Dreamland

They slip through their separate lives in a dazed dreamland, blinding themselves to what they do not wish to see: the maestro, a drug addicted jazz musician, and the hitman, a hired killer tied to the mob boss called Hercules, operating efficiently and without question and trying not to dwell on what he sees when basement doors which normally remain closed sometimes open.

But nobody can live in dreamland forever, and the day has come for both the maestro and the hitman when time runs out; hired to play at the wedding of the brother of the formidable Countess, the maestro’s trumpet has been damaged and he has no money to replace it, and worse, he has disappointed Hercules, while the hitman’s slumbering conscience has received an unwanted wake up call.

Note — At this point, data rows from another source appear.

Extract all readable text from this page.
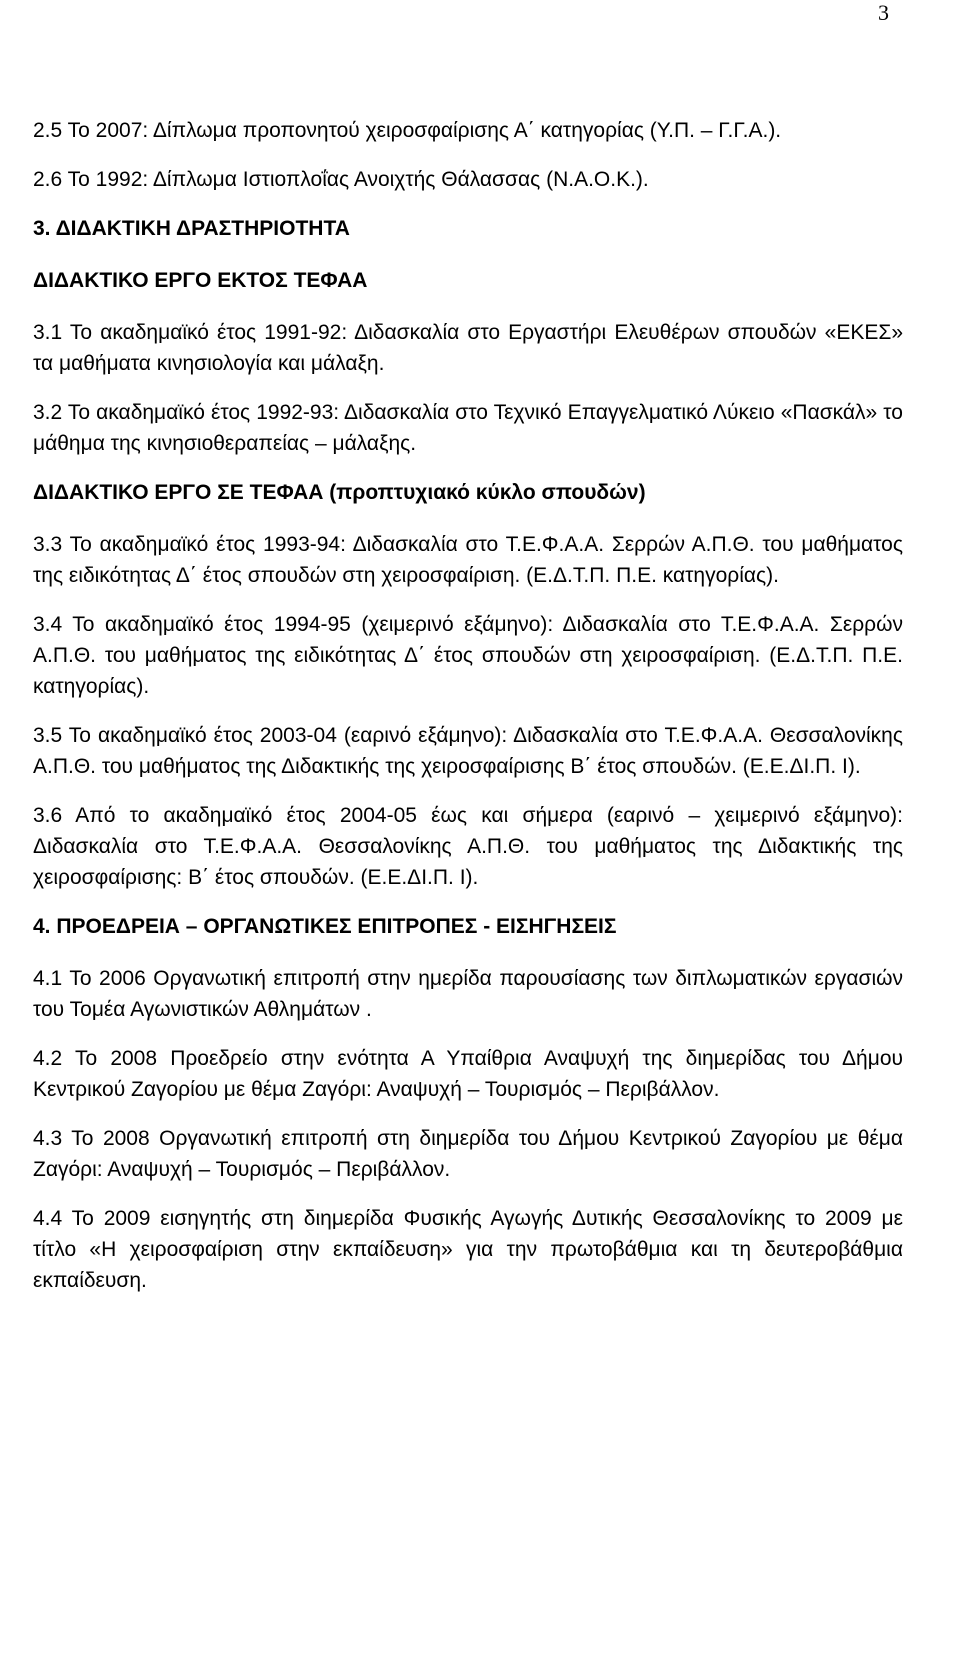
3

2.5 Το 2007: Δίπλωμα προπονητού χειροσφαίρισης Α΄ κατηγορίας (Υ.Π. – Γ.Γ.Α.).

2.6 Το 1992: Δίπλωμα Ιστιοπλοΐας Ανοιχτής Θάλασσας (Ν.Α.Ο.Κ.).

3. ΔΙΔΑΚΤΙΚΗ ΔΡΑΣΤΗΡΙΟΤΗΤΑ

ΔΙΔΑΚΤΙΚΟ ΕΡΓΟ ΕΚΤΟΣ ΤΕΦΑΑ

3.1 Το ακαδημαϊκό έτος 1991-92: Διδασκαλία στο Εργαστήρι Ελευθέρων σπουδών «ΕΚΕΣ» τα μαθήματα κινησιολογία και μάλαξη.

3.2 Το ακαδημαϊκό έτος 1992-93: Διδασκαλία στο Τεχνικό Επαγγελματικό Λύκειο «Πασκάλ» το μάθημα της κινησιοθεραπείας – μάλαξης.

ΔΙΔΑΚΤΙΚΟ ΕΡΓΟ ΣΕ ΤΕΦΑΑ (προπτυχιακό κύκλο σπουδών)

3.3 Το ακαδημαϊκό έτος 1993-94: Διδασκαλία στο Τ.Ε.Φ.Α.Α. Σερρών Α.Π.Θ. του μαθήματος της ειδικότητας Δ΄ έτος σπουδών στη χειροσφαίριση. (Ε.Δ.Τ.Π. Π.Ε. κατηγορίας).

3.4 Το ακαδημαϊκό έτος 1994-95 (χειμερινό εξάμηνο): Διδασκαλία στο Τ.Ε.Φ.Α.Α. Σερρών Α.Π.Θ. του μαθήματος της ειδικότητας Δ΄ έτος σπουδών στη χειροσφαίριση. (Ε.Δ.Τ.Π. Π.Ε. κατηγορίας).

3.5 Το ακαδημαϊκό έτος 2003-04 (εαρινό εξάμηνο): Διδασκαλία στο Τ.Ε.Φ.Α.Α. Θεσσαλονίκης Α.Π.Θ. του μαθήματος της Διδακτικής της χειροσφαίρισης Β΄ έτος σπουδών. (Ε.Ε.ΔΙ.Π. Ι).

3.6 Από το ακαδημαϊκό έτος 2004-05 έως και σήμερα (εαρινό – χειμερινό εξάμηνο): Διδασκαλία στο Τ.Ε.Φ.Α.Α. Θεσσαλονίκης Α.Π.Θ. του μαθήματος της Διδακτικής της χειροσφαίρισης: Β΄ έτος σπουδών. (Ε.Ε.ΔΙ.Π. Ι).

4. ΠΡΟΕΔΡΕΙΑ – ΟΡΓΑΝΩΤΙΚΕΣ ΕΠΙΤΡΟΠΕΣ - ΕΙΣΗΓΗΣΕΙΣ

4.1 Το 2006 Οργανωτική επιτροπή στην ημερίδα παρουσίασης των διπλωματικών εργασιών του Τομέα Αγωνιστικών Αθλημάτων .

4.2 Το 2008 Προεδρείο στην ενότητα Α Υπαίθρια Αναψυχή της διημερίδας του Δήμου Κεντρικού Ζαγορίου με θέμα Ζαγόρι: Αναψυχή – Τουρισμός – Περιβάλλον.

4.3 Το 2008 Οργανωτική επιτροπή στη διημερίδα του Δήμου Κεντρικού Ζαγορίου με θέμα Ζαγόρι: Αναψυχή – Τουρισμός – Περιβάλλον.

4.4 Το 2009 εισηγητής στη διημερίδα Φυσικής Αγωγής Δυτικής Θεσσαλονίκης το 2009 με τίτλο «Η χειροσφαίριση στην εκπαίδευση» για την πρωτοβάθμια και τη δευτεροβάθμια εκπαίδευση.
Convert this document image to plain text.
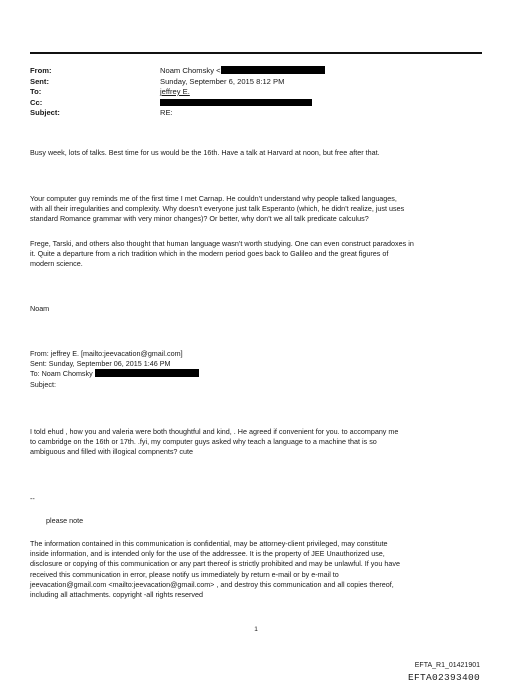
From:	Noam Chomsky <
Sent:	Sunday, September 6, 2015 8:12 PM
To:	jeffrey E.
Cc:
Subject:	RE:

Busy week, lots of talks. Best time for us would be the 16th. Have a talk at Harvard at noon, but free after that.

Your computer guy reminds me of the first time I met Carnap. He couldn’t understand why people talked languages,

with all their irregularities and complexity. Why doesn’t everyone just talk Esperanto (which, he didn’t realize, just uses

standard Romance grammar with very minor changes)? Or better, why don’t we all talk predicate calculus?

Frege, Tarski, and others also thought that human language wasn’t worth studying. One can even construct paradoxes in

it. Quite a departure from a rich tradition which in the modern period goes back to Galileo and the great figures of

modern science.

Noam

From: jeffrey E. [mailto:jeevacation@gmail.com]

Sent: Sunday, September 06, 2015 1:46 PM

To: Noam Chomsky

Subject:

I told ehud , how you and valeria were both thoughtful and kind, . He agreed if convenient for you. to accompany me

to cambridge on the 16th or 17th. .fyi, my computer guys asked why teach a language to a machine that is so

ambiguous and filled with illogical compnents? cute

--

please note

The information contained in this communication is confidential, may be attorney-client privileged, may constitute

inside information, and is intended only for the use of the addressee. It is the property of JEE Unauthorized use,

disclosure or copying of this communication or any part thereof is strictly prohibited and may be unlawful. If you have

received this communication in error, please notify us immediately by return e-mail or by e-mail to

jeevacation@gmail.com <mailto:jeevacation@gmail.com> , and destroy this communication and all copies thereof,

including all attachments. copyright -all rights reserved

1
EFTA_R1_01421901
EFTA02393400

A young boy in the same block of apartments comes to him, begging for help; his sister Olivia has been taken by Hercules, intended as the child bride of the Countess’ sinister brother, the Vampire, but even if he had any way to get to her before she is exchanged as a chattel in a corrupt business deal there is no plan which could get them both out alive.

A surreal black comedy thriller from the writer and director of alt-zombie cult classic Pontypool, Tony Burgess and Bruce McDonald, Dreamland also reunites the stars of that film, Stephen McHattie in the dual roles of the maestro and the hitman, often playing scenes with himself, two facets of the same ruined soul tied together by fate, and Lisa Houle as another worker at Hercules’ nightclub seeking a better life she knows will never come.

With echoes of many of the worlds of David Lynch from Twin Peaks to Lost Highway in the themes of duality, the cool jazz soundtrack and the abstract oddity and painful absurdity of the trail of chaos left across the unnamed European city, the characterisations exist totally and profoundly in the moment, doorways into inexplicable madness and obsession best left closed.

The cast rounded out by He Never Died’s Henry Rollins as the razor-tempered Hercules, Errors of the Human Body’s Tómas Lemarquis as the repulsively intimate Vampire and Kalifornia‘s Juliette Lewis as the Countess, a monster in designer gowns, all of them embracing and indulging their vile characters, Dreamland teeters on the cusp of unravelling to a nightmare populated by people for whom no good choices are left.